Chicken and Wild Rice Soup

 Makes 10-12 servings
1 1/2 pounds cooked and shredded Chicken breasts
4 cups cooked wild rice
2 tablespoons butter
1 cup finely chopped celery
1 cup finely chopped carrots
1 cup finely chopped onions
1/3 cup finely chopped green pepper
1/3 cup finely chopped red pepper
2 cups frozen corn, thawed
2 cups chopped mushrooms
1/2 cup butter
1 cup flour
16 cups chicken broth
1 tablespoon finely chopped fresh parsley
1 teaspoon salt
1/4 teaspoon black pepper
1/4 teaspoon white pepper
1/4 teaspoon ground nutmeg
1/4 teaspoon cayenne
12oz can evaporated milk


Heat 2 tablespoons butter in large saute pan, set over medium heat until hot.  Increase heat to medium-high and add celery, carrot, onion, green pepper, and red pepper.  Cook until onion is tender. 

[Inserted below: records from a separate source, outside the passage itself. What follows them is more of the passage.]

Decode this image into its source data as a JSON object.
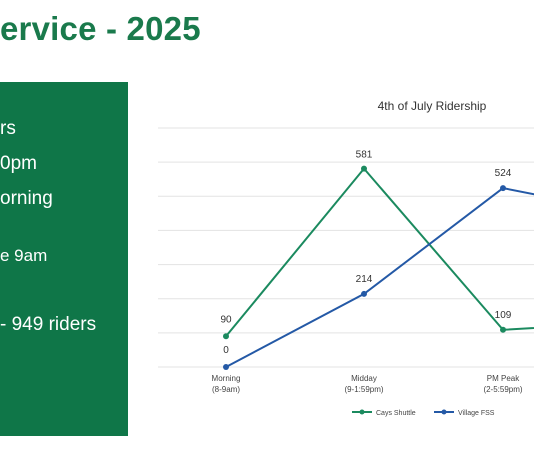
{
  "page": {
    "title": "ervice - 2025",
    "panel_lines": [
      "rs",
      "0pm",
      "orning",
      "e 9am",
      " - 949 riders"
    ]
  },
  "colors": {
    "panel_bg": "#0f7648",
    "title": "#1a7a4c",
    "cays_shuttle": "#1b8a5f",
    "village_fss": "#2459a6",
    "grid": "#e3e3e3"
  },
  "chart_data": {
    "type": "line",
    "title": "4th of July Ridership",
    "categories": [
      [
        "Morning",
        "(8-9am)"
      ],
      [
        "Midday",
        "(9-1:59pm)"
      ],
      [
        "PM Peak",
        "(2-5:59pm)"
      ],
      [
        "",
        ""
      ]
    ],
    "series": [
      {
        "name": "Cays Shuttle",
        "values": [
          90,
          581,
          109,
          130
        ],
        "labels": [
          "90",
          "581",
          "109",
          ""
        ]
      },
      {
        "name": "Village FSS",
        "values": [
          0,
          214,
          524,
          450
        ],
        "labels": [
          "0",
          "214",
          "524",
          ""
        ]
      }
    ],
    "ylim": [
      0,
      700
    ],
    "grid": true,
    "legend": "bottom"
  }
}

Stir in corn and mushrooms.  Cook until mushrooms begin to turn golden brown and shiny wet, stirring frequently.  Remove from heat.  Bring broth to boil in large stock pot.
While broth is heating up, heat 1/2 cup butter in skillet, set over medium heat until hot; stir in flour.  Cook over low heat 2 minutes stirring constantly-do not brown.  Stir butter and flour mixture into broth.  Simmer until thickened, whisking to prevent lumps. Stir in cooked vegetables, parsley, salt, black pepper, white pepper, nutmeg, and cayenne.  Bring to a simmer, stirring occasionally.  Add chicken, rice, and evaporated milk.  Cooked until heated through.